I just have to roll my eyes at this. Any time you see the popular press report on something from a scientific journal, it should be viewed through a lens of skepticism. It's probably well outside the expertise of the article's author, who might not even be very accustomed to this type of research and lacks the context needed to interpret its results. In virtually every case of this I've seen on Toms, they're actually basing their article on an article in another publication, which adds yet another unknown into the mix.
Okay, but who's using serial, anyhow? Especially when they talk about the GPU replacing "costly, high-performance computing clusters." This is the same kind of marketing BS we get from Nvidia, where they like to trumpet how much faster a CUDA version of something is than a slow, lame old implementation that no one serious would actually run.
Again, raises lots of questions like: which backend - CPU or GPU? If CPU, what kind?
In general, OpenMP isn't
usually very good. It's what you use when you've got a bunch of legacy code and you just want a quick, easy, low-risk way of speeding it up on a multi-core or GPU-accelerated machine. So, 100x probably isn't very surprising, here.
I don't know if this is a nothing burger, where someone just got the standard GPU compute-level speedups from porting their code to a GPU, or if there was any novel algorithmic breakthrough that enabled the CUDA version to be
quite so much faster.
I will say it's interesting they opted to use a consumer GPU for this. That's because they have pretty lousy fp64 performance, which is usually what scientific and engineering code uses. So, one innovation might be careful management of numerical precision, in order to utilize fp32 arithmetic.
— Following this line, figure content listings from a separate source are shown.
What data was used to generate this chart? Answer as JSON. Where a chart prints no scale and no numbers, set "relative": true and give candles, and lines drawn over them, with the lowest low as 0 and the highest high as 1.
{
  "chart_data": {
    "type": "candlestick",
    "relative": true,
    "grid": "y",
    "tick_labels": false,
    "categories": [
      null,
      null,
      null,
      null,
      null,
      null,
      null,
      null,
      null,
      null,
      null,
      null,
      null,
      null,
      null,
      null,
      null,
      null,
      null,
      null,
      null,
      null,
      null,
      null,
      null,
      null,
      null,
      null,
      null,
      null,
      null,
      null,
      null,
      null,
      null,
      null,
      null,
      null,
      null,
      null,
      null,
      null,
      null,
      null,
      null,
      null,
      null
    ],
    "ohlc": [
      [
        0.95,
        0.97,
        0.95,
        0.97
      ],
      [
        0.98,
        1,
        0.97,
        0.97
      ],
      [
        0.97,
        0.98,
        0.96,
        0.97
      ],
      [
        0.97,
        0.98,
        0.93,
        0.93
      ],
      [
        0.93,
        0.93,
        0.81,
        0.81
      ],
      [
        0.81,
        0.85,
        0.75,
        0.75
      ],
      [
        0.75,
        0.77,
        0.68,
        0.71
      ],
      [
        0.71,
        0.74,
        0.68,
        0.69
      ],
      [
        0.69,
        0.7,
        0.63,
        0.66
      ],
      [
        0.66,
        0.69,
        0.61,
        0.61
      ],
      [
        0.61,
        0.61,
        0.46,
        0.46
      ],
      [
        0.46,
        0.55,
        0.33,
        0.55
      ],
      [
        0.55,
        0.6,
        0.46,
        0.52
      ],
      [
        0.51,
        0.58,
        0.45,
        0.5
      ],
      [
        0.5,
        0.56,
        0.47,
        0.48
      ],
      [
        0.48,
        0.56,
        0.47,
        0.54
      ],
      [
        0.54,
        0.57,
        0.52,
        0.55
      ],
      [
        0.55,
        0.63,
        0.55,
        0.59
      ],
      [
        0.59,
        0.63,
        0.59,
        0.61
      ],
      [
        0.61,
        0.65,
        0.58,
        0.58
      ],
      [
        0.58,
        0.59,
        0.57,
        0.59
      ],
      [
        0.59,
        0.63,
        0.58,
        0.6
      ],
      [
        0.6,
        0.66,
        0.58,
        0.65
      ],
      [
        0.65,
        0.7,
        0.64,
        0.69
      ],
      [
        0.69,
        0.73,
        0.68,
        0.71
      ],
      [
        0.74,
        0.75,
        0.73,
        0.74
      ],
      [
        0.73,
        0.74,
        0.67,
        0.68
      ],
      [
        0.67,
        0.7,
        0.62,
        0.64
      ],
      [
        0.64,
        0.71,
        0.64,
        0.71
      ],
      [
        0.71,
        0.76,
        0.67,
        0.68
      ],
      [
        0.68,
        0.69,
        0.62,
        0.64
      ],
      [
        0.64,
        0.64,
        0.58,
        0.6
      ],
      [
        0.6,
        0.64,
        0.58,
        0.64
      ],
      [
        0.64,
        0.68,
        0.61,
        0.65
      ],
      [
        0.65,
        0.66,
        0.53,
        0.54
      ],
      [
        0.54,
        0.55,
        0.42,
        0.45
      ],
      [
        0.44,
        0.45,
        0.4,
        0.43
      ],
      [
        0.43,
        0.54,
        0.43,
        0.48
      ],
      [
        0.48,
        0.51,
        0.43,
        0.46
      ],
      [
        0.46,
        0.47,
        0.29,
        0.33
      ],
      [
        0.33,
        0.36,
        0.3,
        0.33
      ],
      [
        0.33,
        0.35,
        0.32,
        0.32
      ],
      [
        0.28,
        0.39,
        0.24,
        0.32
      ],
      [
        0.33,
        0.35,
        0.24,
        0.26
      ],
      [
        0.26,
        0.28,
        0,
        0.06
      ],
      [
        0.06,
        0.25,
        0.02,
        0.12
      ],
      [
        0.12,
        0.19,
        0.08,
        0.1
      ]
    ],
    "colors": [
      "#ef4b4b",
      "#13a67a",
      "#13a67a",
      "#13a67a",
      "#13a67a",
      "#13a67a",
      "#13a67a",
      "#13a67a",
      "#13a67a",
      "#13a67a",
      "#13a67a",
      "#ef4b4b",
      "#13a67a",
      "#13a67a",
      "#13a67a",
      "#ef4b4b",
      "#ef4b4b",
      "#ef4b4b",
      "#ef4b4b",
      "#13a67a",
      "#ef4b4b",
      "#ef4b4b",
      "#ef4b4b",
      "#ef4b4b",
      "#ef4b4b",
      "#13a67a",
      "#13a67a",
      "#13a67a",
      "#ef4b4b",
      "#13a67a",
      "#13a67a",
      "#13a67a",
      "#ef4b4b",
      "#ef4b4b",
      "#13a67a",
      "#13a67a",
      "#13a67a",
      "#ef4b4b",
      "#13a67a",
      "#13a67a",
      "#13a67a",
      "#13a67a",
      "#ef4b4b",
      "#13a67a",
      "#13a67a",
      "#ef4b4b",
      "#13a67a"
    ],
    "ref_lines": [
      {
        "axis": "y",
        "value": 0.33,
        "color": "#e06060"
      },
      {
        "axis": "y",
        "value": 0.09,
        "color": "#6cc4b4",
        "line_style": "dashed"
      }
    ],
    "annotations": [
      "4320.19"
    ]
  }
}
If anyone has a link to the paper, I'd be interested in having a glance at it. During a brief search for it, I found this paper from 2017, claiming a speed up of 12 to 100x relative to sequential code. The link is just to an abstract, so I don't know what kind of GPU they used (but probably a fair bit slower than a RTX 4070):
Accelerating Peridynamics Program Using GPU with CUDA and OpenACC
J.X.Li, J.M. Zhao , F. Xu , and Y.J. Liu
- Institute for Computational Mechanics and Its Applications (NPUiCMA), Northwestern Polytechnical University, Xi’an, 710072, P. R. China.
- Mechanical Engineering, University of Cincinnati, Cincinnati, Ohio, 45221-0072, 210072, USA.
BTW, OpenACC is a related/derivative of OpenMP.